Alleen mijn stappen... Maar zo licht zijn,
Die zelfs bij het ochtendgloren,
Die van mijn toekomstige trefpunt...
Mario Quintana
Het kleine gedicht dat je nu leest is van een van onze grootste Braziliaanse dichters: Mario Quintana. Mario schreef gedichten voor volwassenen en kinderen, en daarin horen we verschillende stemmen die ons vertellen over vele verhalen, echt of fictief. Deze stemmen worden meestal gesproken door een soort personage in het gedicht genaamd de ik tekst. Maar weet je wat een 'lyrisch zelf' is?
Laten we onze uitleg beginnen met het woord 'lyrisch', dat verwijst naar een poëziegenre dat nauw verwant is aan gevoelens. In deze gedichten worden emoties en intieme verzen gezongen door een lyrisch zelf, dat degene is die zijn emoties en percepties over het leven en de wereld manifesteert en blootlegt. Het blijkt dat dit 'ik' dat stem geeft aan het gedicht niets meer is dan de creatie van een dichter die de reflecties presenteert van een onderwerp dat in de eerste persoon spreekt.
Omdat het een discours is dat geconstrueerd is in de eerste persoon (ik), verwarren veel mensen het lyrische zelf met de dichter die de verzen schrijft. Soms is het de dichter zelf die zijn persoonlijke verhaal aan het gedicht leent. Dit is wat er gebeurt in het gedicht van Carlos Drummond de Andrade:
Het vertrouwen van Itabirano
Enkele jaren heb ik in Itabira gewoond.
Ik ben voornamelijk geboren in Itabira.
Daarom ben ik verdrietig, trots: gemaakt van ijzer.
Negentig procent strijkt op trottoirs.
Tachtig procent ijzer in zielen.
En deze vervreemding van wat in het leven porositeit en communicatie is.
Het verlangen om lief te hebben, dat mijn werk verlamt,
komt uit Itabira, uit zijn witte nachten, zonder vrouwen en zonder horizon.

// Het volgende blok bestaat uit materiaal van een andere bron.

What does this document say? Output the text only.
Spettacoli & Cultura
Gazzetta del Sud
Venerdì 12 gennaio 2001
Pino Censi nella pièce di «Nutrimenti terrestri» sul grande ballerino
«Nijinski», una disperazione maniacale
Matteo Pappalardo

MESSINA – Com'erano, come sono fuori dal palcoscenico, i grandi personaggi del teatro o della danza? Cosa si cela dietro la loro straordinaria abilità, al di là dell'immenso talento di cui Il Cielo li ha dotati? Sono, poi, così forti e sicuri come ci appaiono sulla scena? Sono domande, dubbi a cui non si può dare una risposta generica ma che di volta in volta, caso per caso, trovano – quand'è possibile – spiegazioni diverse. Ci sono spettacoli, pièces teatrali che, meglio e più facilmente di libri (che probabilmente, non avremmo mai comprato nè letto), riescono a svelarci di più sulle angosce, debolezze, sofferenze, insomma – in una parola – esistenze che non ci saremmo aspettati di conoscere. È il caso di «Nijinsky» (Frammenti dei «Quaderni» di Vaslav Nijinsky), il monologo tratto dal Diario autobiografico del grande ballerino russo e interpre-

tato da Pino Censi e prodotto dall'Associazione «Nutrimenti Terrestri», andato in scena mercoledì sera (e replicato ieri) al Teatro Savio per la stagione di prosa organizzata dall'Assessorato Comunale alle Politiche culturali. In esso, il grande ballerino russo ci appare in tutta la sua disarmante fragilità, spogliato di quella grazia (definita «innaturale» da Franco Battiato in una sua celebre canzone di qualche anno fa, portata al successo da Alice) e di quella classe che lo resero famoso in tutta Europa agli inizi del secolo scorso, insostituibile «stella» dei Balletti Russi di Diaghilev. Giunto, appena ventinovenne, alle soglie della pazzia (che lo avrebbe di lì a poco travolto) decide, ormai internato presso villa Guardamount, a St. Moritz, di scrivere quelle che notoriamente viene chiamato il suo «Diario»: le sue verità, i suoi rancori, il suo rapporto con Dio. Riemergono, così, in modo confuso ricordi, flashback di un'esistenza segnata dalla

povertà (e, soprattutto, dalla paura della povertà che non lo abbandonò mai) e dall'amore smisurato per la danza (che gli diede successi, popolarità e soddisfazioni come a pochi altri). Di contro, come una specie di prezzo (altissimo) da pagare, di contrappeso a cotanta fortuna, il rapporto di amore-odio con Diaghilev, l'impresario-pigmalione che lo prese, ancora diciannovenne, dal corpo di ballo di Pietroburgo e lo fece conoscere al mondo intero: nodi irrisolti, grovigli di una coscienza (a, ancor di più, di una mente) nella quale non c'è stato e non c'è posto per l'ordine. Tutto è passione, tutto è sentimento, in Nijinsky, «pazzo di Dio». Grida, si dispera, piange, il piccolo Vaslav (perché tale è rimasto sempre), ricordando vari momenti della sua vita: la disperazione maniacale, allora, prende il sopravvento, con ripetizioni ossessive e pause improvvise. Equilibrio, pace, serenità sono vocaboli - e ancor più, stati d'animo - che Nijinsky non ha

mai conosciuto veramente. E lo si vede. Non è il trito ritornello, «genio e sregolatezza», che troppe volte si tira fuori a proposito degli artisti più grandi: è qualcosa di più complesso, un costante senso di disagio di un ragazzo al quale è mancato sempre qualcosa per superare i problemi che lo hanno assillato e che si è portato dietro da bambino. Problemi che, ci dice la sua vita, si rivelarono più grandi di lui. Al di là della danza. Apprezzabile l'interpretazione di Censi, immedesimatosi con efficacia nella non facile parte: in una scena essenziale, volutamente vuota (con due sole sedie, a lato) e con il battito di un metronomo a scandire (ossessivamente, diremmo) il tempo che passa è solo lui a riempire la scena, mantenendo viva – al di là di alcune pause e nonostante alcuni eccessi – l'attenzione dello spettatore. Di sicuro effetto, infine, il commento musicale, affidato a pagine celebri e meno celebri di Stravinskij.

En de gewoonte om te lijden, die me zo amuseert,
het is een zoet Itabira-erfgoed.
Van Itabira heb ik verschillende geschenken meegenomen die ik je nu aanbied:
deze ijzeren steen, toekomstig staal van Brazilië,
deze Sint-Benedictus van de oude heilige-maker Alfredo Duval;
dit tapirleer, neergelegd op de bank in de woonkamer;
deze trots, dit gebogen hoofd...
Ik had goud, ik had vee, ik had boerderijen.
Vandaag ben ik ambtenaar.
Itabira is gewoon een plaatje aan de muur.
Maar wat doet het pijn!
Carlos Drummond de Andrade
Het lyrische zelf in het gedicht van Drummond maakte plaats voor de herinneringen van de dichter aan het leven, daarom is het in dit geval correct om te zeggen dat dit geen personage is dat is uitgevonden om de emoties van de schrijver een stem te geven. Het is belangrijk om te onthouden dat het lyrische zelf vooral te vinden is in de literaire teksten, die degenen zijn wiens taal speciaal is uitgewerkt, waarin we metaforen kunnen vinden, stijlfiguren en constructie, naast een gedifferentieerde score. In literaire teksten springt het imaginaire universum uit de handen van een schrijver of dichter, in tegenstelling tot wat er gebeurt met niet-literaire teksten, die niet als literatuur kunnen worden beschouwd. Heb je gezien? Nu je weet wat een lyrisch zelf is, wat dacht je ervan om wat gedichten te lezen om het te vinden? Goed lezen!